Jugend des Neufinsinger Theaterkastls überzeugt mit ihrer Neuinterpretation des Gebrüder-Grimm-Klassikers „Der gestiefelte Kater“.
Buntes und reges Treiben herrscht auf dem Marktplatz, den die Jugend des Neufinsinger Theaterkastls für den gestiefelten Kater mit viel Liebe zum Detail auf die Bühne des Theaterraums am Buchenweg geschaffen hat. Eifrig wuseln unter der Regie von Dagmar Stern-Lachmann und Uwe Zaske die Kunden und Verkäufer von einem Laden zum nächsten, um die vielen Waren zu begutachten und sich mit den Verkäufern einig zu werden.

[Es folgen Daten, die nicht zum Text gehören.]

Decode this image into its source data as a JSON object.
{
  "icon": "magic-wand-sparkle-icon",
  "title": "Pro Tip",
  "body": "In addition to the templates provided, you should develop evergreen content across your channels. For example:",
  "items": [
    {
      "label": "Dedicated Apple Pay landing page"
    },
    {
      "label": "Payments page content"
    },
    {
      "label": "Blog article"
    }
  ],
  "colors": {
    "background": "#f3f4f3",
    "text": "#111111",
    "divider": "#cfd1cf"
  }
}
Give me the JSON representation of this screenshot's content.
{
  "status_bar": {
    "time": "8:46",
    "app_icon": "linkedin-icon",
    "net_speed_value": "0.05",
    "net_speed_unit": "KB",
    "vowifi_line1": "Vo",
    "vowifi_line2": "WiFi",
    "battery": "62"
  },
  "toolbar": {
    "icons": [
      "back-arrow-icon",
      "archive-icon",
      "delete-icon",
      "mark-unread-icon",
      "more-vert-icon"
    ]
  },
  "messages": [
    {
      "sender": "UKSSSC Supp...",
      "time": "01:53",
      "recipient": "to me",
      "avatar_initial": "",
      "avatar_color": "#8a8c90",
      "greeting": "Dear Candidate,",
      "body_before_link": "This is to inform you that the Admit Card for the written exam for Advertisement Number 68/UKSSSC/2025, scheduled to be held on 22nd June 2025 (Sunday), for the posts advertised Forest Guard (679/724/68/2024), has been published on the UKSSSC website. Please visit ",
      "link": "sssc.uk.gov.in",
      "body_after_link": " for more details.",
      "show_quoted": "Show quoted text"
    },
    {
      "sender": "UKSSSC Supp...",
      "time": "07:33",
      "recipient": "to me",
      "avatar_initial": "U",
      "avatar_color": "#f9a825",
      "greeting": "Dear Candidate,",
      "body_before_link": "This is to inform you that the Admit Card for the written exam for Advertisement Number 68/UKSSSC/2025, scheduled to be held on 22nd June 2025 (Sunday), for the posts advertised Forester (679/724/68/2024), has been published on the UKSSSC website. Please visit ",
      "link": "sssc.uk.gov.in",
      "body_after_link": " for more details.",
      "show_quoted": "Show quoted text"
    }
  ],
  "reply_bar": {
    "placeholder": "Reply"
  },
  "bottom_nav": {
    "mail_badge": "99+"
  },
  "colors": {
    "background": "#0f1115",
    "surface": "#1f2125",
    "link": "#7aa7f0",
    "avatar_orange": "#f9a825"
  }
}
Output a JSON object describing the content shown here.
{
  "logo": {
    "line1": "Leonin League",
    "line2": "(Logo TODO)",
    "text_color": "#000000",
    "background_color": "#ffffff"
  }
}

Jede einzelne Person der Marktgesellschaft scheint ihre eigene, kleine Geschichte zu durchleben. Egal ob das Kind, das seine Eltern um Süßigkeiten anbettelt oder eine Kundin, die den Hutmacher für seine schlechte Ware rügt. Wohin man auch blickt, gibt es viel zu entdecken bei dem Schauspiel von Raphael und Rebecca Seemüller, Ida Richter, Hannah Hentschel, Laura und Leon Lex, Leo Urban, Magdalena Zerndl und Anna Lachmann.
Videos der Diebstähle
Und wo viele Leute und Geld zusammenkommen, sind auch die Scharlatane nicht weit. So verbünden sich am Anfang von Stern-Lachmanns Neuinterpretation des Gebrüder Grimm Märchens Taschendieb Pedro (Jonas Ruland) und der Trickbetrüger Zarek (Philipp Kövener), um ordentlich abzukassieren.

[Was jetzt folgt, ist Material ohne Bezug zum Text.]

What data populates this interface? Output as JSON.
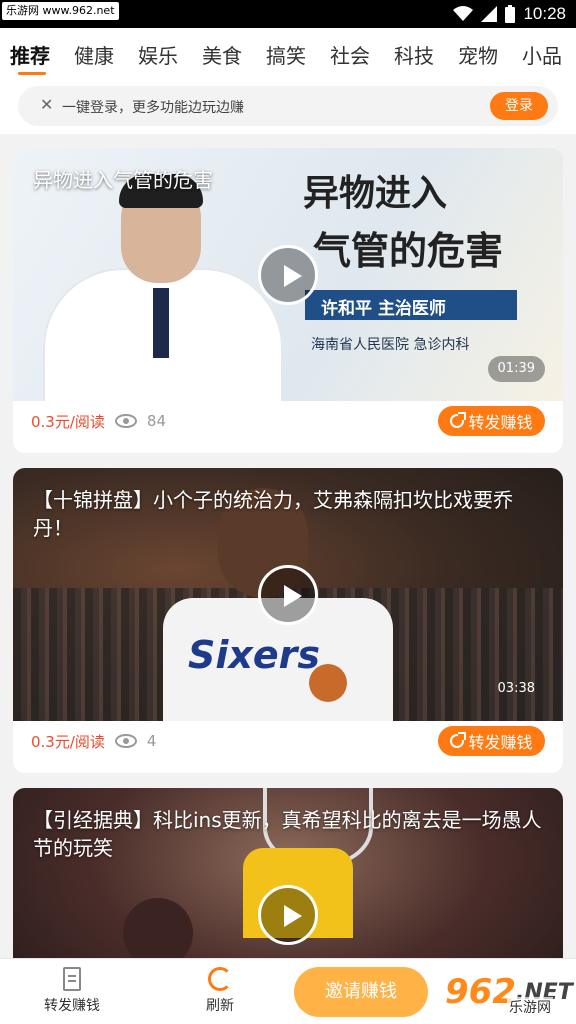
{
  "status_bar": {
    "watermark": "乐游网 www.962.net",
    "time": "10:28",
    "icons": [
      "wifi-icon",
      "signal-icon",
      "battery-icon"
    ]
  },
  "tabs": [
    {
      "label": "推荐",
      "active": true
    },
    {
      "label": "健康"
    },
    {
      "label": "娱乐"
    },
    {
      "label": "美食"
    },
    {
      "label": "搞笑"
    },
    {
      "label": "社会"
    },
    {
      "label": "科技"
    },
    {
      "label": "宠物"
    },
    {
      "label": "小品"
    }
  ],
  "login_banner": {
    "text": "一键登录，更多功能边玩边赚",
    "button": "登录"
  },
  "cards": [
    {
      "title": "异物进入气管的危害",
      "image_text": {
        "headline_1": "异物进入",
        "headline_2": "气管的危害",
        "doctor": "许和平  主治医师",
        "hospital": "海南省人民医院    急诊内科"
      },
      "duration": "01:39",
      "price": "0.3元/阅读",
      "views": "84",
      "share_label": "转发赚钱"
    },
    {
      "title": "【十锦拼盘】小个子的统治力，艾弗森隔扣坎比戏要乔丹！",
      "jersey_text": "Sixers",
      "duration": "03:38",
      "price": "0.3元/阅读",
      "views": "4",
      "share_label": "转发赚钱"
    },
    {
      "title": "【引经据典】科比ins更新，真希望科比的离去是一场愚人节的玩笑"
    }
  ],
  "bottom_nav": {
    "share": "转发赚钱",
    "refresh": "刷新",
    "invite": "邀请赚钱"
  },
  "watermark_bottom": {
    "number": "962",
    "suffix": ".NET",
    "site": "乐游网"
  },
  "colors": {
    "accent": "#ff7a12",
    "price": "#ee4a2a",
    "invite": "#ffb347"
  }
}
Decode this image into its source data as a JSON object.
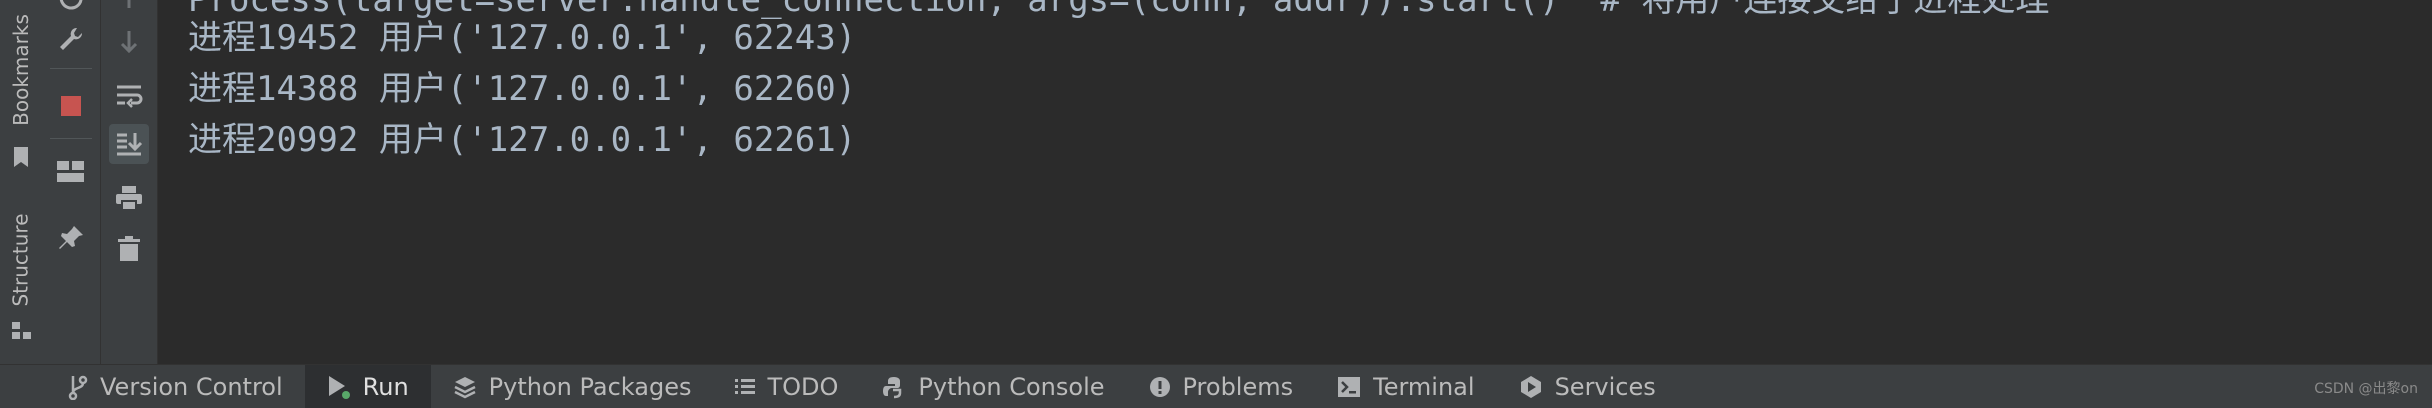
{
  "left_strip": {
    "bookmarks_label": "Bookmarks",
    "structure_label": "Structure"
  },
  "console": {
    "partial_line": "Process(target=server.handle_connection, args=(conn, addr)).start()  # 将用户连接交给子进程处理",
    "lines": [
      "进程19452 用户('127.0.0.1', 62243)",
      "进程14388 用户('127.0.0.1', 62260)",
      "进程20992 用户('127.0.0.1', 62261)"
    ]
  },
  "bottom_bar": {
    "tabs": [
      {
        "label": "Version Control",
        "icon": "branch-icon"
      },
      {
        "label": "Run",
        "icon": "run-icon"
      },
      {
        "label": "Python Packages",
        "icon": "layers-icon"
      },
      {
        "label": "TODO",
        "icon": "list-icon"
      },
      {
        "label": "Python Console",
        "icon": "python-icon"
      },
      {
        "label": "Problems",
        "icon": "warning-icon"
      },
      {
        "label": "Terminal",
        "icon": "terminal-icon"
      },
      {
        "label": "Services",
        "icon": "services-icon"
      }
    ]
  },
  "watermark": "CSDN @出黎on",
  "colors": {
    "background": "#2b2b2b",
    "panel": "#3c3f41",
    "console_text": "#a9b7c6",
    "stop_red": "#c75450",
    "run_green": "#59a869"
  }
}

Und ihr Plan geht auf, wie die Theatergruppe mithilfe von Videoeinspielungen der erfolgreichen Diebstähle und dem fröhlichen Tanz zum „Haberfeldtreiber“ zeigt. Begleitet werden sie wie in den vergangenen beiden Produktionen wieder von der „Phantasie“, diesmal gespielt von der talentierten Zoe Heimisch. Denn das ist ja das Schöne an der Fantasie, dass sie immer ein wenig anders aussehen kann, erklärt sie schnippisch.
Geheimnisvolles Buch
Um sein Können weiter zu verbessern, luchst Zarek der bekannten Zauberkünstlerin Maralda (Lena Lachmann) im Beisein ihrer armen Assistentin Aurelia (Lea Geist) ein geheimnisvolles Buch ab. Wütend will sich Maralda wehren und versucht Zarek mit einem Fluch zu belegen. Doch Pedro springt dazwischen – und wird in einen Kater verwandelt.

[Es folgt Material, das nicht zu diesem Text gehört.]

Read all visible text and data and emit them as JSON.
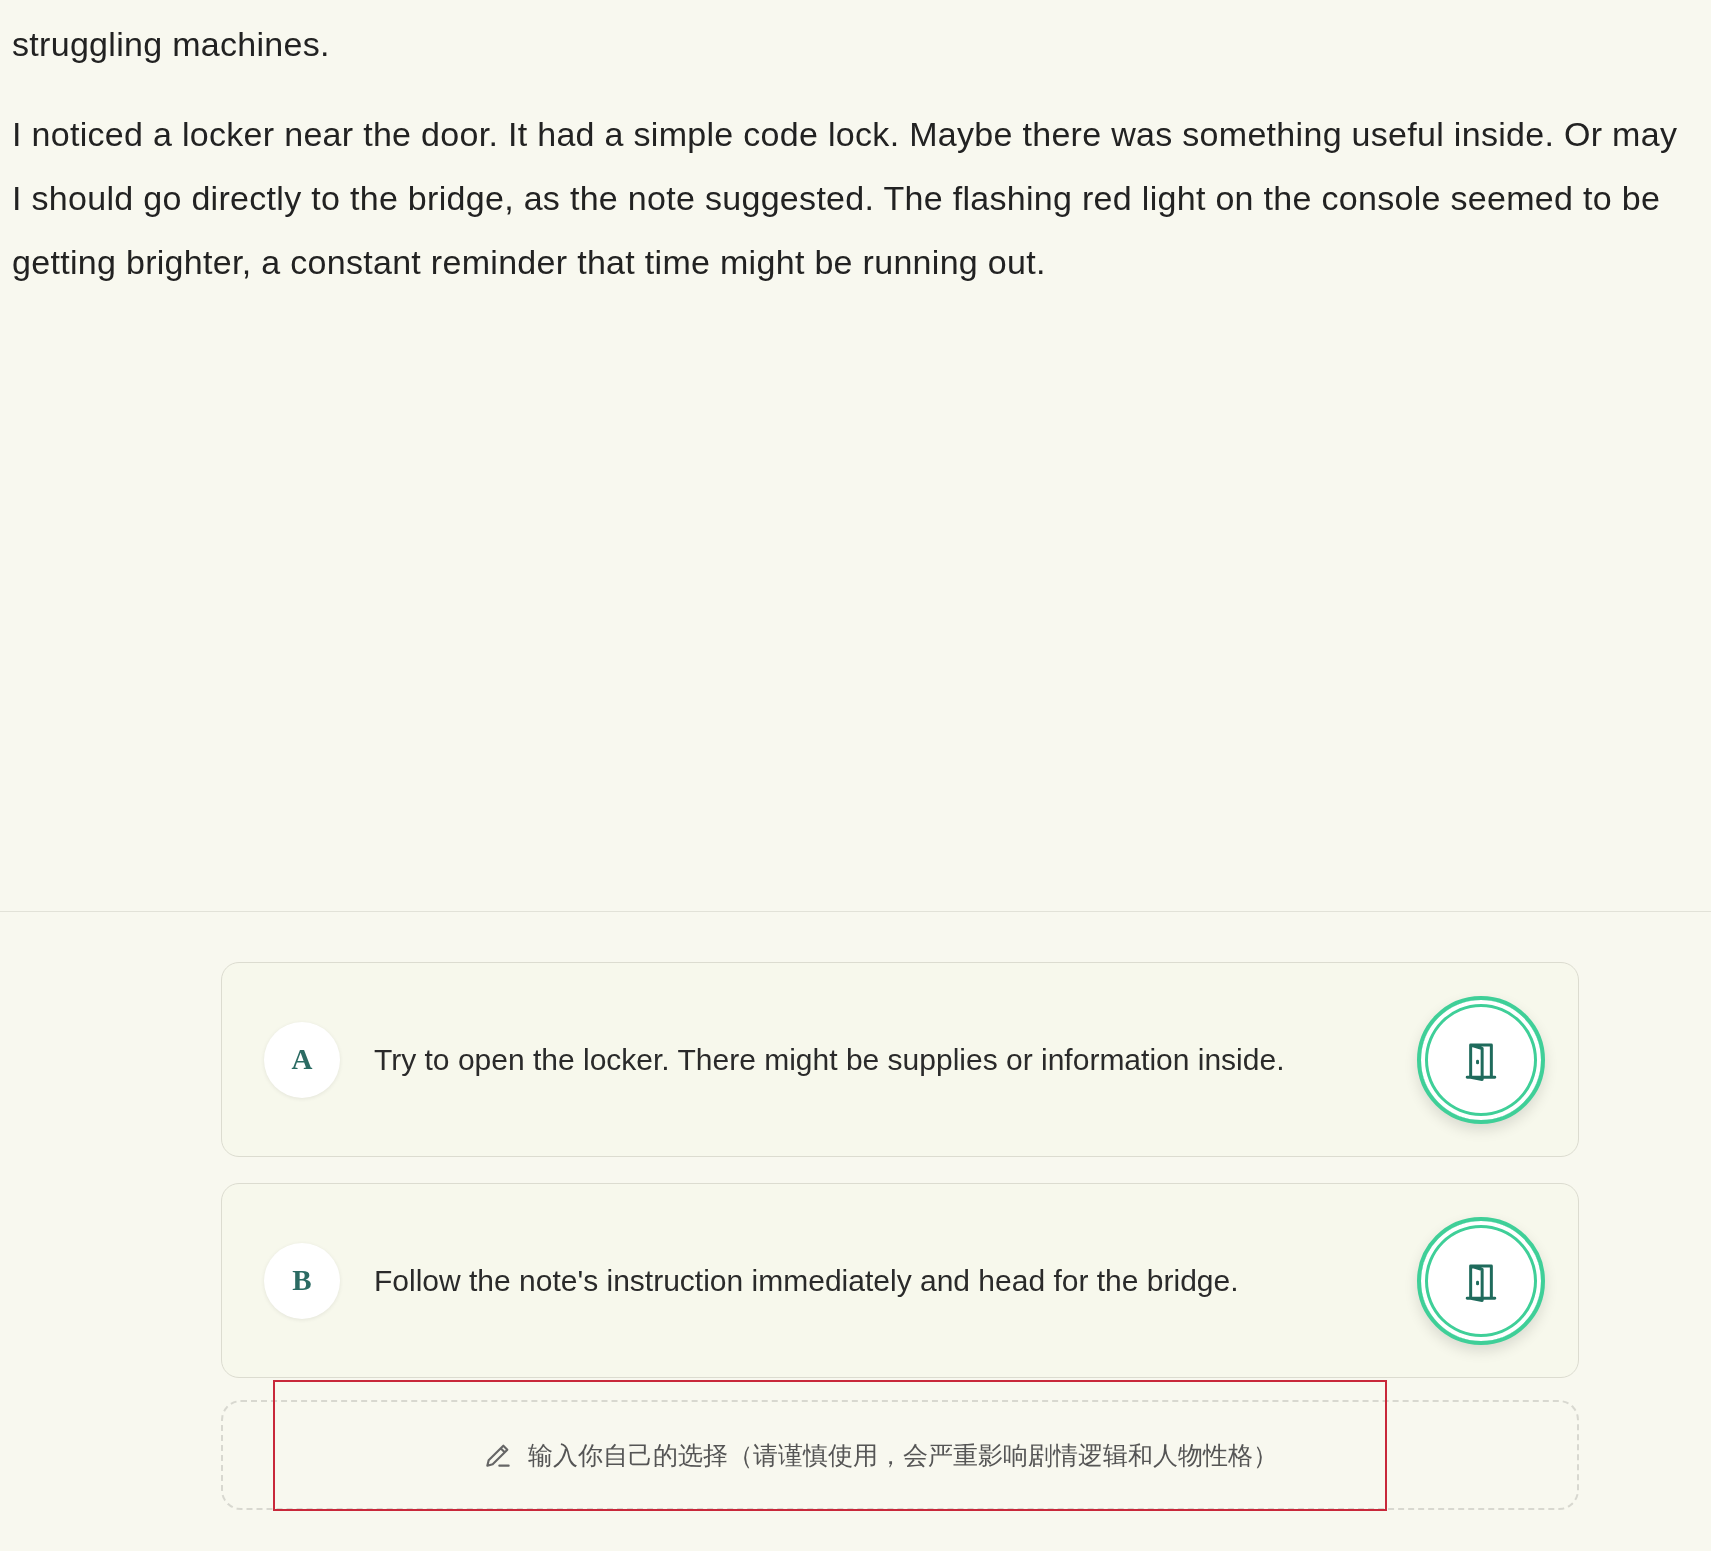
{
  "story": {
    "paragraphs": [
      {
        "lines": [
          "struggling machines."
        ]
      },
      {
        "lines": [
          "I noticed a locker near the door. It had a simple code lock. Maybe there was something useful inside. Or may",
          "I should go directly to the bridge, as the note suggested. The flashing red light on the console seemed to be",
          "getting brighter, a constant reminder that time might be running out."
        ]
      }
    ]
  },
  "choices": [
    {
      "letter": "A",
      "text": "Try to open the locker. There might be supplies or information inside."
    },
    {
      "letter": "B",
      "text": "Follow the note's instruction immediately and head for the bridge."
    }
  ],
  "custom_choice": {
    "placeholder": "输入你自己的选择（请谨慎使用，会严重影响剧情逻辑和人物性格）"
  }
}
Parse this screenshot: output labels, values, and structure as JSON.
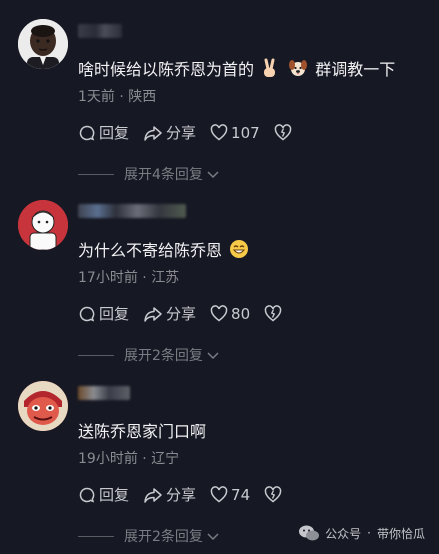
{
  "comments": [
    {
      "text": "啥时候给以陈乔恩为首的",
      "text_tail": "群调教一下",
      "time": "1天前",
      "location": "陕西",
      "reply_label": "回复",
      "share_label": "分享",
      "likes": "107",
      "likes_shown": true,
      "expand_label": "展开4条回复"
    },
    {
      "text": "为什么不寄给陈乔恩",
      "text_tail": "",
      "time": "17小时前",
      "location": "江苏",
      "reply_label": "回复",
      "share_label": "分享",
      "likes": "80",
      "likes_shown": true,
      "expand_label": "展开2条回复"
    },
    {
      "text": "送陈乔恩家门口啊",
      "text_tail": "",
      "time": "19小时前",
      "location": "辽宁",
      "reply_label": "回复",
      "share_label": "分享",
      "likes": "74",
      "likes_shown": true,
      "expand_label": "展开2条回复"
    }
  ],
  "separator": "·",
  "watermark": {
    "platform": "公众号",
    "account": "带你恰瓜"
  },
  "colors": {
    "background": "#161823",
    "text": "#f2f2f4",
    "meta": "#8a8b91"
  }
}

Zarek erliegt den bösen Mächten des Buches und wird zum gefürchteten Bösewicht, der die Königseltern (Ingrid Heimisch und Michael Fischer-Heimisch) zu Stein verwandelt. Schließlich will er die Prinzessin Lina (Nina Urban) heiraten. Doch die hat nur Augen für den Bäckerlehrling Hans (Simon Ruland), der stets bei seiner Mutter (Lena Hampl) am Stand mithelfen muss. Also sperrt Zarek die Schönheit in einen Turm, bis sie ihn heiratet.
Menschen zu Tieren verwandelt
Doch Kater Pedro und Katze Chloè (Alina Strobel) ersinnen bei einem Bier von der stets schlecht gelaunten Wirtin (Hanni Gerlach) einen Plan, um Zarek vom Thron zu holen. Aber sie müssen aufpassen, denn Zarek schafft es mittlerweile immer besser, andere Menschen in Tiere (Max Heimisch) zu verwandeln.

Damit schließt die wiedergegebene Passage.